Other euro-area government securities advanced on Monday as the European Central Bank began purchases of the region’s sovereign debt as part of its 1.1 trillion-euro ($1.2 trillion) stimulus plan. While ECB President Mario Draghi has said that only investment-grade assets could be bought, he said last week in Cyprus that purchases of junk-rated bonds are still possible as long as the country is in a European-Union monitored program.

That may include Greece beginning in July. That’s when there would be sufficient redemptions of bonds, held by the central bank under its previous Securities Market Program, to enable it to purchase additional debt without exceeding its limit of 33 percent of a single nation’s securities.

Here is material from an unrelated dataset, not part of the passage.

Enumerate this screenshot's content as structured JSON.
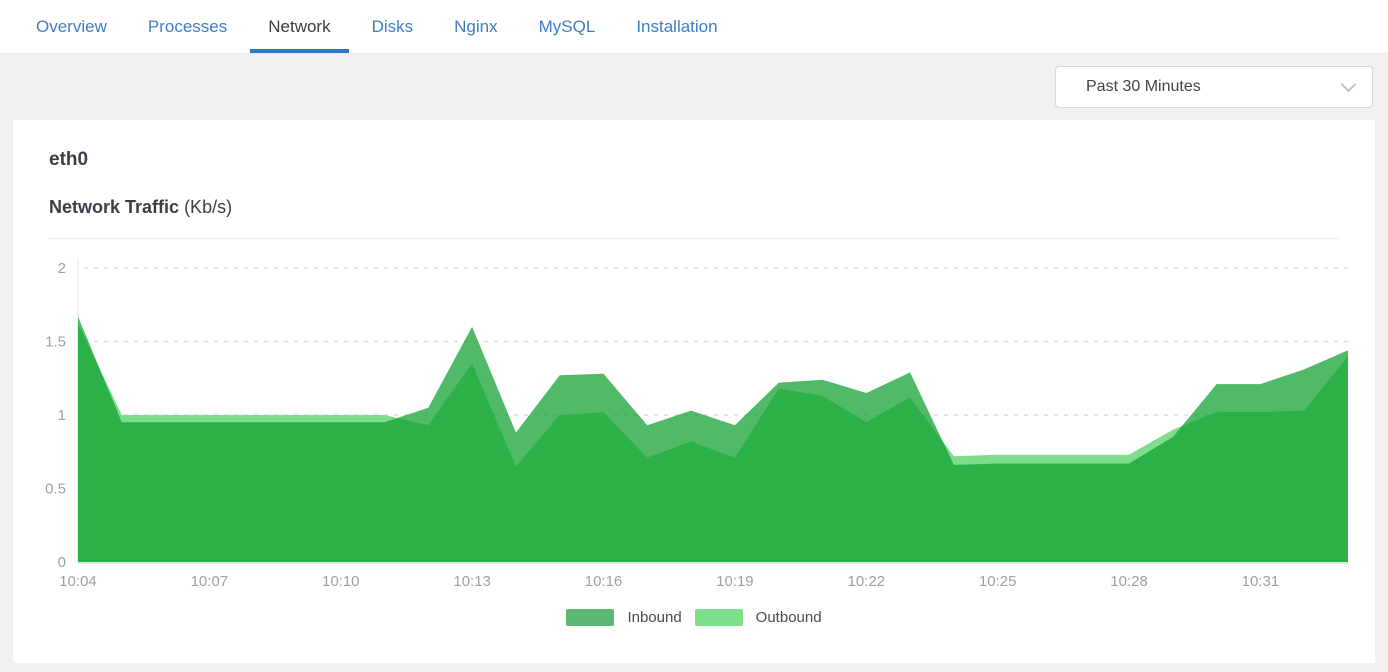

Greek three-year yields rose 179 basis points, or 1.79 percentage points, to 15.83 percent at 3:25 p.m. London time. The 3.375 percent note due in July 2017 fell 2.79, or 27.90 euros per 1,000-euro face amount, to 76.96. The 10-year rate climbed 66 basis points to 10.06 percent.

Germany, Ireland

German 10-year bunds rose, with yields dropping eight basis points to 0.32 percent, approaching the record-low 0.283 percent set on Feb. 26. The rate on similar-maturity Irish bonds dropped to a record 0.829 percent.

Bonds of Greek banks also fell and were the biggest decliners in Bank of America Merrill Lynch’s Euro Financial High Yield index.

Alpha Bank AE’s 400 million euros of 3.375 percent notes due June 2017 led declines, sliding 3.46 cents on the euro to 77.17 cents, the lowest in two weeks, with the yield rising to 16.15 percent, data compiled by Bloomberg show. Piraeus Bank SA’s 5 percent bonds maturing in March 2017 fell 3.67 cents on the euro to 76.95 cents, the lowest since Feb. 20, with the yield climbing to 19.77 percent, the data show.

Greece is scheduled to sell 1 billion euros in 13-week Treasury bills on Wednesday. At the previous auction of bills on March 4, the Athens-based debt office sold 1.14 billion euros of 26-week securities at an average yield of 2.97 percent, the highest since April.